The score bonus was almost certainly intended to be one point for every row a piece moves down in one continuous soft drop. In reality, while the score bonus gets calculated in this way (by means of a counter which tracks how many times the piece has moved down or locked as a result of soft dropping, which is normally 1 more than the row count), it is presumably erroenously added onto the current score. The number of points to add (stored in binary) is directly added to the score (stored in packed binary-coded decimal) as if it was also stored in binary. Following this, a value of 6 is added to the score at all positions where a score digit exceeds the decimal range, going from the least significant digit to the most significant, which accounts for arithmetic carries and preserves the binary-coded decimal format of the score. This last step also features flawed logic for carrying from the 10s digit to the 100s digit which zeroes out the ones digit in case of a carry. All of the above means that while the soft drop bonus is sometimes awarded correctly, in other cases the player will receive fewer points than expected, and the resulting increase in score can be quite unintuitive.

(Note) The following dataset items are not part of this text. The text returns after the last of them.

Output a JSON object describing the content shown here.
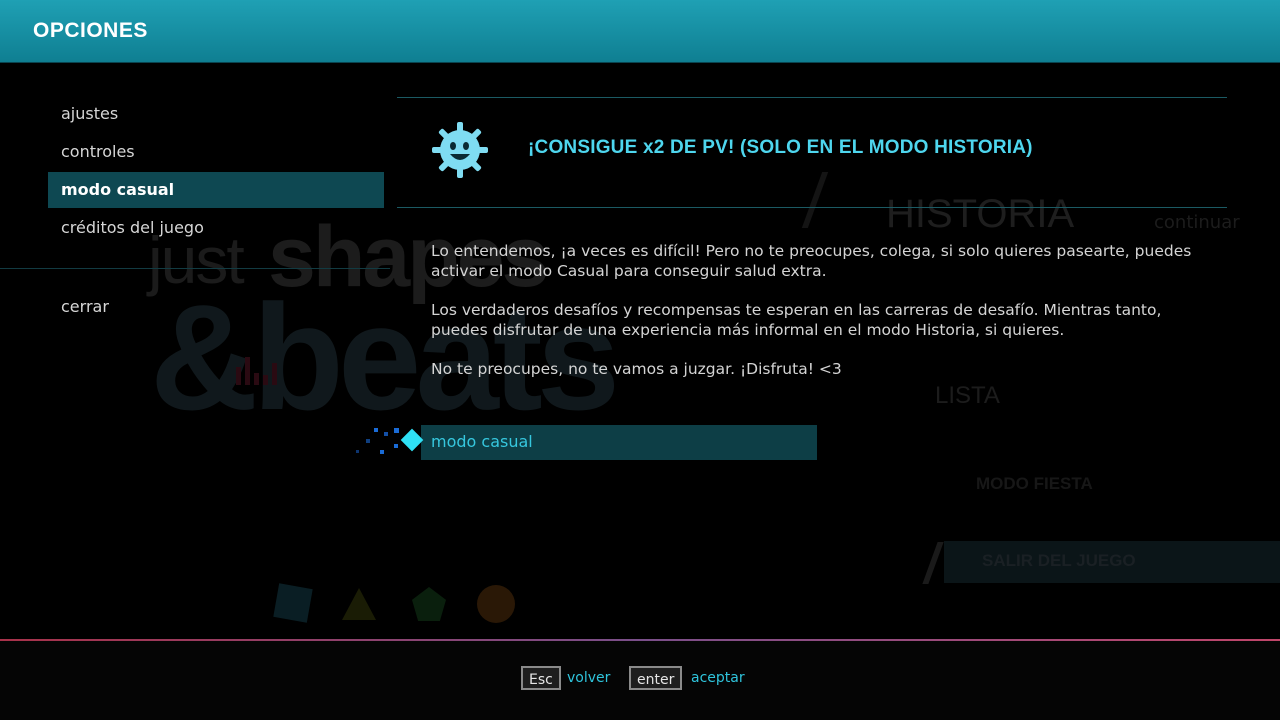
{
  "header": {
    "title": "OPCIONES"
  },
  "sidebar": {
    "items": [
      {
        "label": "ajustes"
      },
      {
        "label": "controles"
      },
      {
        "label": "modo casual",
        "active": true
      },
      {
        "label": "créditos del juego"
      }
    ],
    "close_label": "cerrar"
  },
  "panel": {
    "icon": "smiling-gear-mascot-icon",
    "title": "¡CONSIGUE x2 DE PV! (SOLO EN EL MODO HISTORIA)",
    "paragraphs": [
      "Lo entendemos, ¡a veces es difícil! Pero no te preocupes, colega, si solo quieres pasearte, puedes activar el modo Casual para conseguir salud extra.",
      "Los verdaderos desafíos y recompensas te esperan en las carreras de desafío. Mientras tanto, puedes disfrutar de una experiencia más informal en el modo Historia, si quieres.",
      "No te preocupes, no te vamos a juzgar. ¡Disfruta! <3"
    ],
    "toggle_label": "modo casual"
  },
  "background_menu": {
    "logo_just": "just",
    "logo_shapes": "shapes",
    "logo_beats": "&beats",
    "historia": "HISTORIA",
    "continuar": "continuar",
    "lista": "LISTA",
    "modo_fiesta": "MODO FIESTA",
    "salir": "SALIR DEL JUEGO"
  },
  "footer": {
    "back_key": "Esc",
    "back_label": "volver",
    "accept_key": "enter",
    "accept_label": "aceptar"
  },
  "colors": {
    "header": "#1fa0b4",
    "accent": "#4ed6ee",
    "active_row": "#0e4852",
    "cursor": "#2fe0f5"
  }
}
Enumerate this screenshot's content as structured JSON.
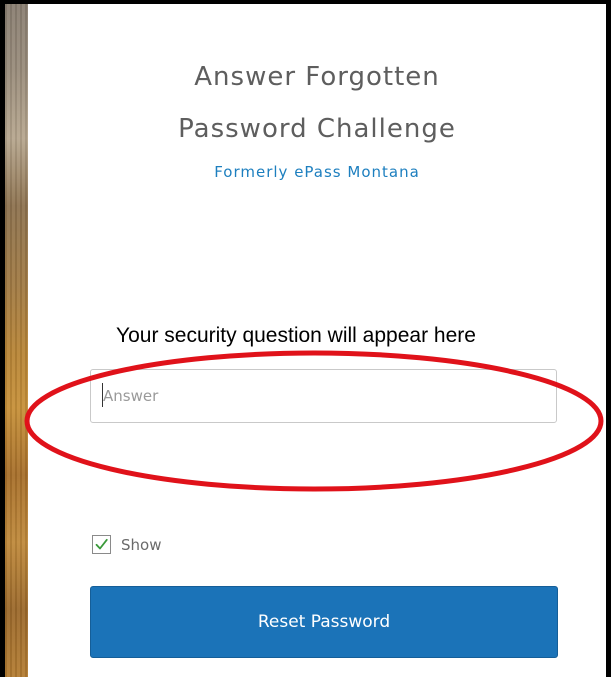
{
  "header": {
    "title_line1": "Answer Forgotten",
    "title_line2": "Password Challenge",
    "subtitle": "Formerly ePass Montana"
  },
  "form": {
    "question_text": "Your security question will appear here",
    "answer_placeholder": "Answer",
    "answer_value": "",
    "show_label": "Show",
    "show_checked": true,
    "submit_label": "Reset Password"
  },
  "colors": {
    "title": "#5e5e5e",
    "subtitle": "#1d7fbf",
    "button": "#1b73b8",
    "highlight": "#e0121a"
  },
  "icons": {
    "checkbox_mark": "check-icon"
  }
}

Because the visible playfield is 20 rows high and all orientations of all pieces in the spawn position have a tile in the topmost visible row, the maximum duration of a soft drop is 19 rows under normal conditions. There is a way to bypass this limit once in a game: if the game is reset with the in-game reset button combo (see Game reset bugs) right after a piece locks during a soft drop, the value of the soft drop counter can be preserved up until the start of a new game. At this point, soft dropping the first piece will “continue” the previously interrupted soft drop, further incrementing the counter from where it was left off. This trick can be repeated arbitrarily many times in a row to achieve a soft drop with any counter value in the 8-bit range. However, because the game checks whether the counter value minus 2 is negative to determine whether to add any soft drop points to the score at all, all counter values from 130 to 255 result in no score change, and as such the maximum number of points that can be scored in this way is 85, achievable by placing a piece with a counter value of 128 so that 127 = 0x7f points, essentially misinterpreted as 7 tens and 15 ones, are awarded.
It is worth noting that on levels 29 and above on the NTSC version of the game and levels 19 and above on the PAL version, it is only possible to receive credit for every other row during a soft drop, as in between frames where soft dropping moves a piece down, the piece also moves down due to gravity. Given this and the 3 frames it takes for a soft drop to begin, the maximum score bonus that can be obtained on these levels for a single piece is 8.